OTHER AREAS OF INTEREST
Genetic basis of rheumatoid arthritis and ankylosing spondylitis
Rheumatoid arthritis (RA) and ankylosing spondylitis (AS) are chronic inflammatory diseases that affect the joints, but they differ in various aspects such as age of onset, gender prevalence, and genetic associations. AS typically begins earlier, around 28 years, compared to RA, which usually starts between 40-50 years, and AS predominantly affects males, while RA is more common in females. The genetic associations of these diseases are significant, as 95% of AS patients are HLA-B27 positive, whereas 60% of RA patients are HLA DR4 or DR1 positive, highlighting the importance of genetic analysis in diagnosis and treatment. RA primarily affects peripheral joints like the hands and feet, while AS mainly impacts the spine and sacroiliac joints, with potential involvement of larger joints. RA shows bone resorption with erosive changes in radiographs, whereas AS is characterized by bone formation with vertebral syndesmophytes. Both diseases present different symptoms, with RA causing joint pain, swelling, stiffness, and fatigue, and AS causing lower back and hip pain that improves with exercise. Genetic testing plays a crucial role in confirming diagnoses, as it helps differentiate between these conditions and guides treatment.
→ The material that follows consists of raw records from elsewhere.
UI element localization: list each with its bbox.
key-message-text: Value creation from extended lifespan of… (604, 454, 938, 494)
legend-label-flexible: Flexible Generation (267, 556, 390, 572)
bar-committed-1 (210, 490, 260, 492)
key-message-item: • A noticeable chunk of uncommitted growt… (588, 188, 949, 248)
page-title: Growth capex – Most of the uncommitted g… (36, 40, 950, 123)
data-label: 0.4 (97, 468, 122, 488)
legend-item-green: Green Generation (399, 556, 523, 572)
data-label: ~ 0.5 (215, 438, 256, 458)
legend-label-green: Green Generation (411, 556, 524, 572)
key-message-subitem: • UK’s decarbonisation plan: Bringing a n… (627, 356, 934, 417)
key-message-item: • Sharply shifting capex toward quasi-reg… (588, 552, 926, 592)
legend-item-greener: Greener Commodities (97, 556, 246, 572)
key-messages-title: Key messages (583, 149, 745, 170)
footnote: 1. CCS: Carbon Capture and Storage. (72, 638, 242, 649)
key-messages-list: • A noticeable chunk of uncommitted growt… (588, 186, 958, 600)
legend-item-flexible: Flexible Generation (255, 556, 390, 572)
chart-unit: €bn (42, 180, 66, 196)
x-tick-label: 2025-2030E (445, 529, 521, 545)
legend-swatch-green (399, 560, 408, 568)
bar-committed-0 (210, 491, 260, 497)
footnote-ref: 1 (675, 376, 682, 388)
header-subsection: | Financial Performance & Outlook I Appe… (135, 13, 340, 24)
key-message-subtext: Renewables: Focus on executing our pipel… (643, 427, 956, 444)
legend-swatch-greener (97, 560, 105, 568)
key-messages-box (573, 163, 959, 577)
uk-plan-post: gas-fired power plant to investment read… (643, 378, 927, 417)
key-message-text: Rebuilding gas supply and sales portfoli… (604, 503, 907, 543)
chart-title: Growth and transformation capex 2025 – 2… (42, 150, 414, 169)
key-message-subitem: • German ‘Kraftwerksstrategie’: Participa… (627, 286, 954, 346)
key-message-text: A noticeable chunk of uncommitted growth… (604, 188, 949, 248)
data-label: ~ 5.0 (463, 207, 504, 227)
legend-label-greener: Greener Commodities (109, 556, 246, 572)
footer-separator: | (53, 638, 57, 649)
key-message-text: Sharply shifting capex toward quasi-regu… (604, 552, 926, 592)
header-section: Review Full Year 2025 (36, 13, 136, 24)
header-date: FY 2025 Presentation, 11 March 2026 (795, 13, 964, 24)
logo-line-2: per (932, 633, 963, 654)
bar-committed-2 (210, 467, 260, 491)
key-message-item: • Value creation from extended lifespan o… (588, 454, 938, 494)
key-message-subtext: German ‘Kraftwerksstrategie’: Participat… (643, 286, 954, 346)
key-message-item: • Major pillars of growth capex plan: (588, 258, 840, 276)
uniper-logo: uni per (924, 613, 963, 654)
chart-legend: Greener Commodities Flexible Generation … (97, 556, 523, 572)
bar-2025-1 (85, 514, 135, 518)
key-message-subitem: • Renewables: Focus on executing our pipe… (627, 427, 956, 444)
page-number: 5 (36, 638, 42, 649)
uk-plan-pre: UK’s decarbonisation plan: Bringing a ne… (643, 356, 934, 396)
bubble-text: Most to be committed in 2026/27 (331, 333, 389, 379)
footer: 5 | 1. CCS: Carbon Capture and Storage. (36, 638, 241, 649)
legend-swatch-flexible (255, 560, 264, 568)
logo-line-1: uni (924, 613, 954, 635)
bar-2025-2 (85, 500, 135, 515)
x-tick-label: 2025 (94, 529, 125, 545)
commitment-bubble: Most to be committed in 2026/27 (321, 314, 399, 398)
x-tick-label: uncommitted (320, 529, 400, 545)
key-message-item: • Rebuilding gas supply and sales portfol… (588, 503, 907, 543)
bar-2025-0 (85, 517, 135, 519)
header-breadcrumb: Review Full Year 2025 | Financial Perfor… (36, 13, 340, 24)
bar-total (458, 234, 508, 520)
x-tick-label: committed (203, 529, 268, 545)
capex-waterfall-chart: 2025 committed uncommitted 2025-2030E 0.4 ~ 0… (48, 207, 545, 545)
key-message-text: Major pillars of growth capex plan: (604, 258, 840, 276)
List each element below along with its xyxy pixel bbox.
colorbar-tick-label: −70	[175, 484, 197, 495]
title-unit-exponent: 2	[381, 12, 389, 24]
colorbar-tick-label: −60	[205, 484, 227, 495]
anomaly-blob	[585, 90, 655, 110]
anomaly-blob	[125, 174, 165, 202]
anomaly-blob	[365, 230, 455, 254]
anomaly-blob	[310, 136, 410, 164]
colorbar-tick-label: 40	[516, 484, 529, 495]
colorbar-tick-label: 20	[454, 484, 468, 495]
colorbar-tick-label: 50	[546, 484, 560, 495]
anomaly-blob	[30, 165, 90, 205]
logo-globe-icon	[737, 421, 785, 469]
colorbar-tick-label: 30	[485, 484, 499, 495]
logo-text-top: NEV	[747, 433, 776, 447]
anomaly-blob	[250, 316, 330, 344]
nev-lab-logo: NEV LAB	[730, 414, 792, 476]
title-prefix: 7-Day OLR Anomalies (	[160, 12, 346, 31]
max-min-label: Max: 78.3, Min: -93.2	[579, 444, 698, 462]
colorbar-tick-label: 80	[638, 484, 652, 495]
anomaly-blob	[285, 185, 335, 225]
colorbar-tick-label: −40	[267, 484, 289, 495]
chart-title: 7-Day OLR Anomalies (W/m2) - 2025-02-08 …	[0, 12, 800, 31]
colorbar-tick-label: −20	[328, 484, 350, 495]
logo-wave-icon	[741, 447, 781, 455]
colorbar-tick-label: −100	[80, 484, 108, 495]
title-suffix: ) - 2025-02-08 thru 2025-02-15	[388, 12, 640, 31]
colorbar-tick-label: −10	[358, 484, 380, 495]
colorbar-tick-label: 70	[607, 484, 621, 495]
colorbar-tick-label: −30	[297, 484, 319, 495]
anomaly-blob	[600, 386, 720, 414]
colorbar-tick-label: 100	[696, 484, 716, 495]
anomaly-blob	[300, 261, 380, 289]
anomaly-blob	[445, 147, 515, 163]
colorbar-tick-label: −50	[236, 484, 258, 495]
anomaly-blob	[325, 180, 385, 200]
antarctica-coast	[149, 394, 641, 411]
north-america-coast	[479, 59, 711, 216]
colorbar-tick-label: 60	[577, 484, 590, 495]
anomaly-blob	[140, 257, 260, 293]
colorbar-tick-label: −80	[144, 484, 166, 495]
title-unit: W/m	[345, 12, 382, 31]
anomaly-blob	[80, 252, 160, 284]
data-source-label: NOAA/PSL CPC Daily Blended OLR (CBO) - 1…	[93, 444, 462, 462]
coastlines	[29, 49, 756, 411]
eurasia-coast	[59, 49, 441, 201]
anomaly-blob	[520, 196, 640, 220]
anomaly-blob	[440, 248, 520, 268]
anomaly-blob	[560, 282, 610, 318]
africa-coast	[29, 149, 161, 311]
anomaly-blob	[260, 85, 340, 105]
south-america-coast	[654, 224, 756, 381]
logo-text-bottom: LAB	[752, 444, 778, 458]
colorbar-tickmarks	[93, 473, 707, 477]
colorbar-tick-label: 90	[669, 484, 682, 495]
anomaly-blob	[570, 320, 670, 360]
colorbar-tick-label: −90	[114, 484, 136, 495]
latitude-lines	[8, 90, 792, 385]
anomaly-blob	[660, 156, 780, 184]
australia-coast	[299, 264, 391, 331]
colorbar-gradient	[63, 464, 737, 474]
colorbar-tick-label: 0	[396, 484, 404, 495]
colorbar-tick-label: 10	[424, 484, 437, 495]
While NSAIDs and TNF-alpha blocking drugs are effective for both conditions, DMARDs are important in RA but have limited use in AS. To date, several genetic markers have been identified as associated with response to DMARDS and anti-TNF drugs, which confirms the importance of genetic testing in the management of patients.
The co-occurrence of both diseases is rare but has been observed, and patients with both often display more severe symptoms and radiological changes. Even though RA and AS share some characteristics as chronic inflammatory diseases, they have distinct genetic links, clinical presentations, and responses to treatment, which underscores the need for precise genetic testing to ensure effective management.
The genetic factors involved in the triggering of RA and AS have been the subject of intense research but, to date, only a few studies have investigated the relationship between the presence of genetic alterations and gender-associated differences in susceptibility to these diseases. With these facts in mind, our research group is focused on identifying gender-associated genetic variations in immune system genes that are associated with an increased risk of developing RA and AS. In addition, our group is studying overlapping genetic factors and whether the interaction of genetic alterations and environmental factors modulates the risk of developing both diseases.